3 crimes that could lead to an order of restitution in Texas

A judge presiding over a criminal case in Texas has the authority to implement a variety of different penalties. Depending on the offense in question, state statutes may allow judges to incarcerate people. They could also order them to undergo extensive state supervision in the form of probation, to perform community service and to pay large fines.

Sometimes, there are special penalties that relate to the type of offense that occurred. For example, those involved in drunk driving incidents could potentially lose their driver’s licenses. When someone’s actions have a negative economic impact on another party, a judge could theoretically order financial restitution. The defendant may need to provide financial support to the affected parties.

What types of crimes often lead to judges ordering financial compensation for the people affected in addition to court costs and fines?

Assaults and other violent crimes

When one person intentionally causes physical injury to someone else, the injured party could have major medical expenses. A punch to the face could cause figuring scars or a traumatic brain injury. Both of those medical challenges could affect someone’s earning potential and generate significant expenses. When violent crimes traumatize people, generate medical expenses or affect their earning potential, the defendant facing prosecution could be at risk of an order of restitution.
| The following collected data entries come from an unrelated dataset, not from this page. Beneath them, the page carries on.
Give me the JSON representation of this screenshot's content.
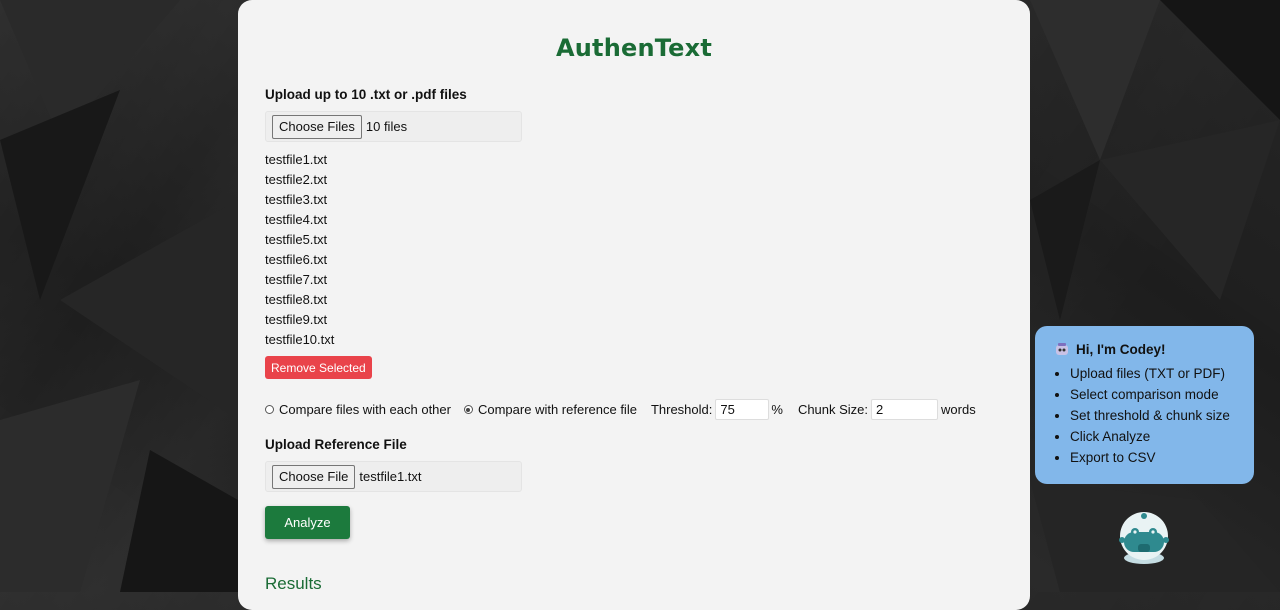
{
  "app": {
    "title": "AuthenText"
  },
  "upload": {
    "label": "Upload up to 10 .txt or .pdf files",
    "button_label": "Choose Files",
    "status": "10 files",
    "files": [
      "testfile1.txt",
      "testfile2.txt",
      "testfile3.txt",
      "testfile4.txt",
      "testfile5.txt",
      "testfile6.txt",
      "testfile7.txt",
      "testfile8.txt",
      "testfile9.txt",
      "testfile10.txt"
    ],
    "remove_label": "Remove Selected"
  },
  "options": {
    "mode_each_other": "Compare files with each other",
    "mode_reference": "Compare with reference file",
    "selected_mode": "reference",
    "threshold_label": "Threshold:",
    "threshold_value": "75",
    "threshold_unit": "%",
    "chunk_label": "Chunk Size:",
    "chunk_value": "2",
    "chunk_unit": "words"
  },
  "reference": {
    "label": "Upload Reference File",
    "button_label": "Choose File",
    "status": "testfile1.txt"
  },
  "analyze_label": "Analyze",
  "results_heading": "Results",
  "assistant": {
    "greeting": "Hi, I'm Codey!",
    "tips": [
      "Upload files (TXT or PDF)",
      "Select comparison mode",
      "Set threshold & chunk size",
      "Click Analyze",
      "Export to CSV"
    ]
  },
  "colors": {
    "accent": "#1a6b35",
    "button": "#1c7a3d",
    "danger": "#e9434a",
    "assistant_bg": "#82b7ea"
  },
  "icons": {
    "assistant": "robot-icon"
  }
}
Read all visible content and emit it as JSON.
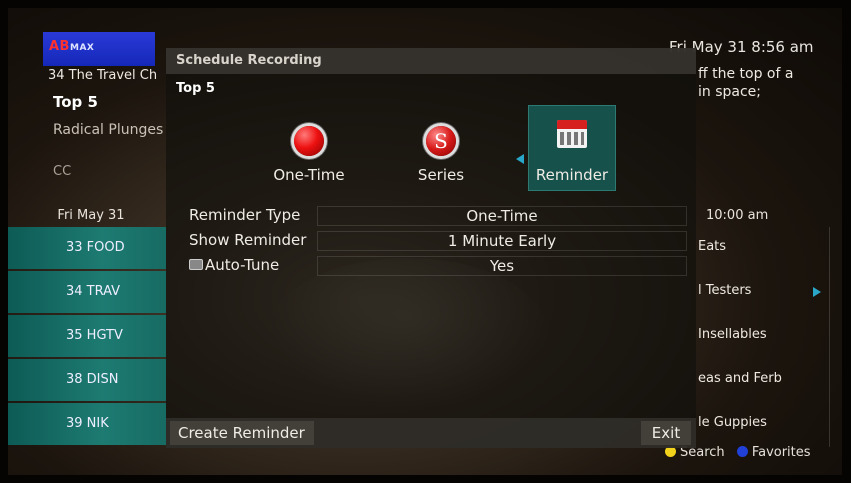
{
  "header": {
    "logo_text_main": "AB",
    "logo_text_sub": "MAX",
    "datetime": "Fri  May 31 8:56 am"
  },
  "info": {
    "channel": "34 The Travel Ch",
    "title": "Top 5",
    "episode": "Radical Plunges",
    "cc": "CC",
    "description_line1": "ff the top of a",
    "description_line2": "in space;"
  },
  "guide": {
    "date": "Fri May 31",
    "time": "10:00 am",
    "channels": [
      "33 FOOD",
      "34 TRAV",
      "35 HGTV",
      "38 DISN",
      "39 NIK"
    ],
    "programs": [
      "Eats",
      "l Testers",
      "Insellables",
      "eas and Ferb",
      "le Guppies"
    ]
  },
  "dialog": {
    "title": "Schedule Recording",
    "subtitle": "Top 5",
    "options": [
      {
        "label": "One-Time",
        "icon": "record-icon"
      },
      {
        "label": "Series",
        "icon": "series-icon",
        "glyph": "S"
      },
      {
        "label": "Reminder",
        "icon": "calendar-icon"
      }
    ],
    "settings": [
      {
        "key": "Reminder Type",
        "value": "One-Time"
      },
      {
        "key": "Show Reminder",
        "value": "1 Minute Early"
      },
      {
        "key": "Auto-Tune",
        "value": "Yes"
      }
    ],
    "create_label": "Create Reminder",
    "exit_label": "Exit"
  },
  "legend": {
    "search_label": "Search",
    "favorites_label": "Favorites"
  },
  "colors": {
    "accent": "#2aa7c8",
    "channel_bar": "#1d7b72",
    "selected_option": "#16514c"
  }
}
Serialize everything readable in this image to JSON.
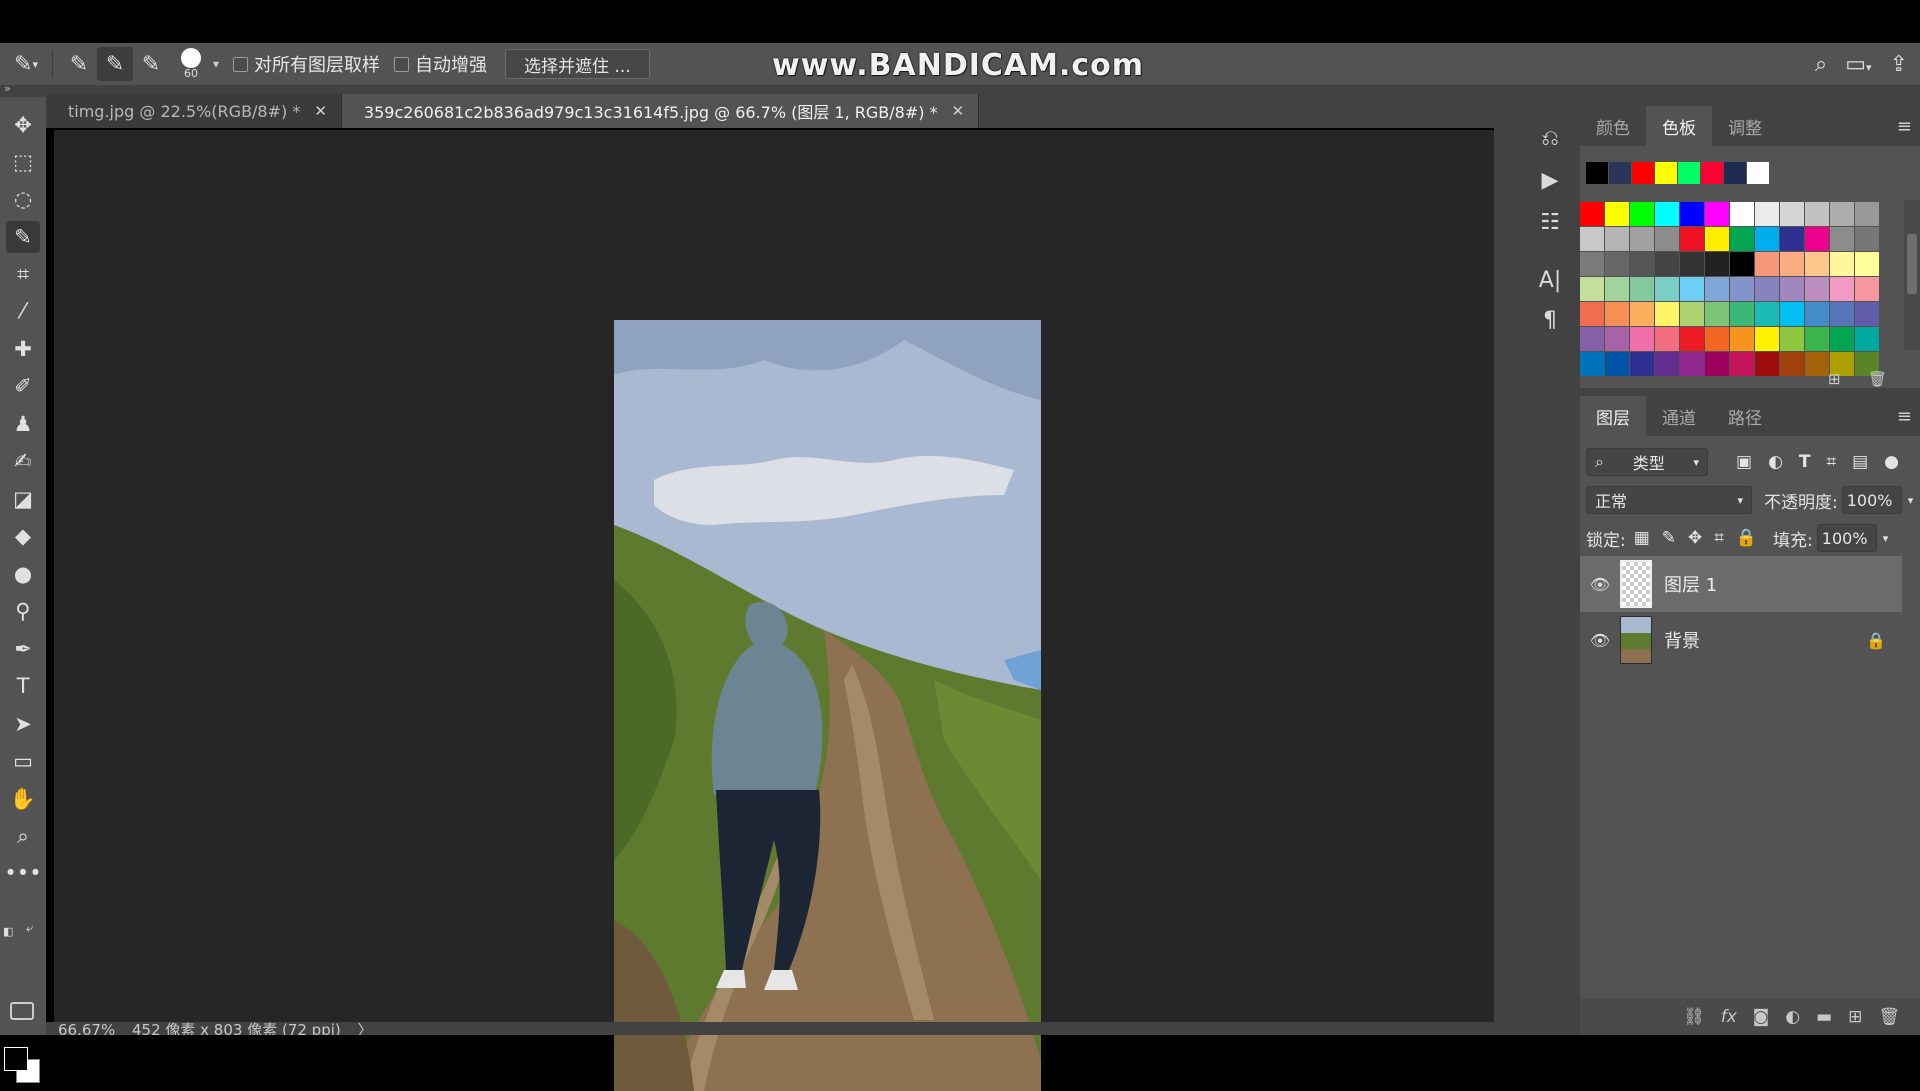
{
  "watermark": "www.BANDICAM.com",
  "options_bar": {
    "brush_size": "60",
    "sample_all_layers_label": "对所有图层取样",
    "auto_enhance_label": "自动增强",
    "select_and_mask_label": "选择并遮住 ..."
  },
  "document_tabs": [
    {
      "label": "timg.jpg @ 22.5%(RGB/8#) *",
      "active": false
    },
    {
      "label": "359c260681c2b836ad979c13c31614f5.jpg @ 66.7% (图层 1, RGB/8#) *",
      "active": true
    }
  ],
  "status_bar": {
    "zoom": "66.67%",
    "doc_info": "452 像素 x 803 像素 (72 ppi)"
  },
  "swatches_panel": {
    "tabs": [
      "颜色",
      "色板",
      "调整"
    ],
    "active_tab": "色板",
    "recent": [
      "#000000",
      "#2b3557",
      "#ff0000",
      "#ffff00",
      "#00ff66",
      "#ff0033",
      "#1f2a50",
      "#ffffff"
    ],
    "grid": [
      "#ff0000",
      "#ffff00",
      "#00ff00",
      "#00ffff",
      "#0000ff",
      "#ff00ff",
      "#ffffff",
      "#ebebeb",
      "#d6d6d6",
      "#c2c2c2",
      "#adadad",
      "#999999",
      "#c8c8c8",
      "#b4b4b4",
      "#a0a0a0",
      "#8c8c8c",
      "#ee1122",
      "#ffee00",
      "#00a651",
      "#00aeef",
      "#2e3192",
      "#ec008c",
      "#8c8c8c",
      "#777777",
      "#7a7a7a",
      "#666666",
      "#555555",
      "#444444",
      "#333333",
      "#222222",
      "#000000",
      "#f7977a",
      "#f9ad81",
      "#fdc68a",
      "#fff79a",
      "#ffff99",
      "#c4df9b",
      "#a3d39c",
      "#82ca9d",
      "#7bcdc8",
      "#6ecff6",
      "#7ea7d8",
      "#8493ca",
      "#8882be",
      "#a187be",
      "#bc8dbf",
      "#f49ac2",
      "#f6989d",
      "#f26c4f",
      "#f68e55",
      "#fbaf5c",
      "#fff467",
      "#acd372",
      "#7cc576",
      "#3bb878",
      "#1abbb4",
      "#00bff3",
      "#438cca",
      "#5574b9",
      "#605ca8",
      "#855fa8",
      "#a763a8",
      "#f06ea9",
      "#f26d7d",
      "#ed1c24",
      "#f26522",
      "#f7941d",
      "#fff200",
      "#8dc73f",
      "#39b54a",
      "#00a651",
      "#00a99d",
      "#0072bc",
      "#0054a6",
      "#2e3192",
      "#662d91",
      "#92278f",
      "#9e005d",
      "#c4145a",
      "#9e0b0f",
      "#a0410d",
      "#a36209",
      "#aba000",
      "#598527"
    ]
  },
  "layers_panel": {
    "tabs": [
      "图层",
      "通道",
      "路径"
    ],
    "active_tab": "图层",
    "filter_kind": "类型",
    "blend_mode": "正常",
    "opacity_label": "不透明度:",
    "opacity_value": "100%",
    "lock_label": "锁定:",
    "fill_label": "填充:",
    "fill_value": "100%",
    "layers": [
      {
        "name": "图层 1",
        "selected": true,
        "locked": false
      },
      {
        "name": "背景",
        "selected": false,
        "locked": true
      }
    ]
  },
  "icons": {
    "toolbar": [
      "move-icon",
      "marquee-icon",
      "lasso-icon",
      "quick-selection-icon",
      "crop-icon",
      "eyedropper-icon",
      "healing-brush-icon",
      "brush-icon",
      "clone-stamp-icon",
      "history-brush-icon",
      "eraser-icon",
      "paint-bucket-icon",
      "blur-icon",
      "dodge-icon",
      "pen-icon",
      "type-icon",
      "path-selection-icon",
      "rectangle-icon",
      "hand-icon",
      "zoom-icon",
      "more-tools-icon"
    ]
  }
}
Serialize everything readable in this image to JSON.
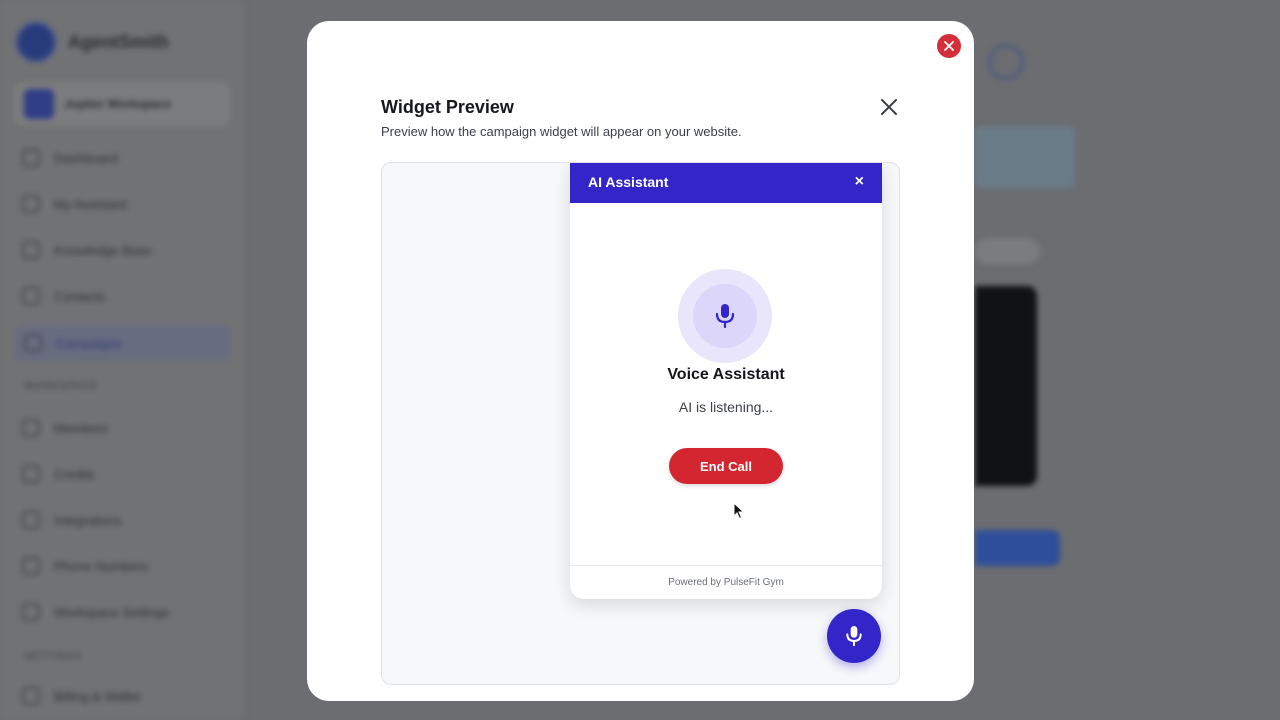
{
  "background": {
    "sidebar_nav": [
      "Dashboard",
      "My Assistant",
      "Knowledge Base",
      "Contacts",
      "Campaigns",
      "Members",
      "Credits",
      "Integrations",
      "Phone Numbers",
      "Workspace Settings",
      "Billing & Wallet"
    ],
    "active_nav": "Campaigns",
    "sections": [
      "WORKSPACE",
      "SETTINGS"
    ]
  },
  "modal": {
    "title": "Widget Preview",
    "subtitle": "Preview how the campaign widget will appear on your website."
  },
  "widget": {
    "header_title": "AI Assistant",
    "close_glyph": "×",
    "assistant_title": "Voice Assistant",
    "status_text": "AI is listening...",
    "end_call_label": "End Call",
    "footer_text": "Powered by PulseFit Gym"
  },
  "colors": {
    "brand": "#3425c9",
    "danger": "#d32630"
  },
  "icons": [
    "close-icon",
    "microphone-icon",
    "cursor-icon"
  ]
}
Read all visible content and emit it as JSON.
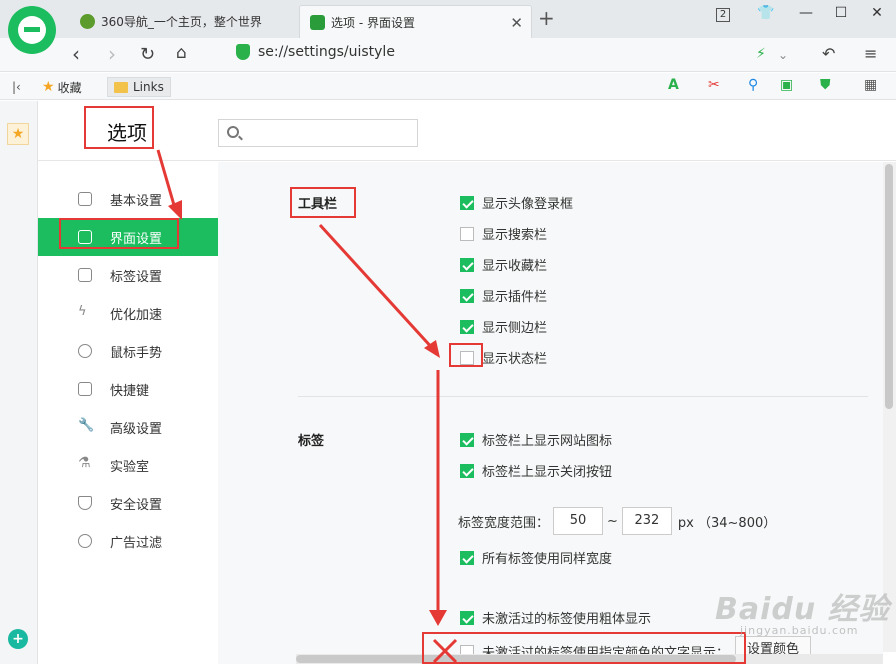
{
  "tabs": [
    {
      "label": "360导航_一个主页，整个世界"
    },
    {
      "label": "选项 - 界面设置"
    }
  ],
  "window": {
    "tab_count": "2"
  },
  "nav": {
    "url": "se://settings/uistyle"
  },
  "bookmarks": {
    "favorites_label": "收藏",
    "links_label": "Links"
  },
  "header": {
    "title": "选项",
    "search_placeholder": ""
  },
  "menu": [
    {
      "label": "基本设置"
    },
    {
      "label": "界面设置"
    },
    {
      "label": "标签设置"
    },
    {
      "label": "优化加速"
    },
    {
      "label": "鼠标手势"
    },
    {
      "label": "快捷键"
    },
    {
      "label": "高级设置"
    },
    {
      "label": "实验室"
    },
    {
      "label": "安全设置"
    },
    {
      "label": "广告过滤"
    }
  ],
  "toolbar_section": {
    "title": "工具栏",
    "options": [
      {
        "label": "显示头像登录框",
        "checked": true
      },
      {
        "label": "显示搜索栏",
        "checked": false
      },
      {
        "label": "显示收藏栏",
        "checked": true
      },
      {
        "label": "显示插件栏",
        "checked": true
      },
      {
        "label": "显示侧边栏",
        "checked": true
      },
      {
        "label": "显示状态栏",
        "checked": false
      }
    ]
  },
  "tabs_section": {
    "title": "标签",
    "options": [
      {
        "label": "标签栏上显示网站图标",
        "checked": true
      },
      {
        "label": "标签栏上显示关闭按钮",
        "checked": true
      }
    ],
    "width_range": {
      "label": "标签宽度范围：",
      "min": "50",
      "sep": "~",
      "max": "232",
      "unit": "px （34~800）"
    },
    "same_width": {
      "label": "所有标签使用同样宽度",
      "checked": true
    },
    "bold_inactive": {
      "label": "未激活过的标签使用粗体显示",
      "checked": true
    },
    "color_inactive": {
      "label": "未激活过的标签使用指定颜色的文字显示：",
      "checked": false
    },
    "color_button": "设置颜色"
  },
  "watermark": {
    "text": "Baidu 经验",
    "sub": "jingyan.baidu.com"
  }
}
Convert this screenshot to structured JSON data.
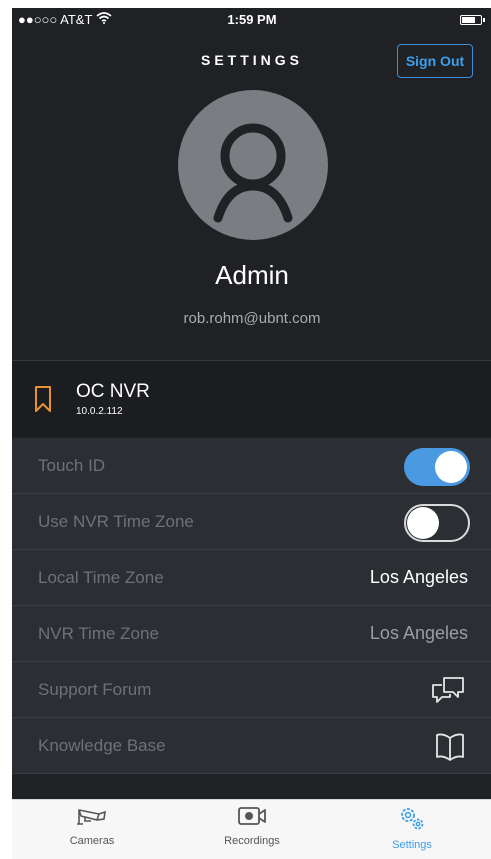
{
  "status_bar": {
    "carrier": "●●○○○ AT&T",
    "time": "1:59 PM"
  },
  "header": {
    "title": "SETTINGS",
    "sign_out_label": "Sign Out"
  },
  "profile": {
    "name": "Admin",
    "email": "rob.rohm@ubnt.com"
  },
  "nvr": {
    "name": "OC NVR",
    "ip": "10.0.2.112"
  },
  "settings": {
    "touch_id": {
      "label": "Touch ID",
      "enabled": true
    },
    "use_nvr_time_zone": {
      "label": "Use NVR Time Zone",
      "enabled": false
    },
    "local_time_zone": {
      "label": "Local Time Zone",
      "value": "Los Angeles"
    },
    "nvr_time_zone": {
      "label": "NVR Time Zone",
      "value": "Los Angeles"
    },
    "support_forum": {
      "label": "Support Forum",
      "icon": "chat-bubbles-icon"
    },
    "knowledge_base": {
      "label": "Knowledge Base",
      "icon": "open-book-icon"
    }
  },
  "tabs": [
    {
      "label": "Cameras",
      "icon": "camera-icon",
      "active": false
    },
    {
      "label": "Recordings",
      "icon": "recordings-icon",
      "active": false
    },
    {
      "label": "Settings",
      "icon": "gears-icon",
      "active": true
    }
  ],
  "colors": {
    "accent": "#3a9ee8",
    "nvr_bookmark": "#e8932f",
    "background": "#1f2124"
  }
}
White-collar criminal offenses

Financial crimes can have a negative impact on businesses as well as individuals. Investment fraud or embezzlement could deprive someone of the resources that they need for their financial stability. Texas judges have the authority to order restitution after someone’s conviction for white-collar criminal offenses that had financial consequences for others.

Impaired driving charges

Someone accused of a driving while intoxicated (DWI) offense could face prosecution because of a crash. The courts could then hold the impaired motorist responsible for property damage expenses and injuries generated by the crash. Especially if someone does not have adequate car insurance, the DWI could lead to substantial restitution requirements.

Restitution can complicate someone’s already difficult situation when they have entered a plea of guilty or gotten convicted of an offense. Defendants typically do not have any control over restitution orders and must fulfill them to avoid additional penalties. The best way to prevent financially devastating restitution orders is to successfully defend against pending criminal allegations. Mounting a vigorous defense can potentially help someone to avoid incarceration and financial consequences for alleged criminal activity.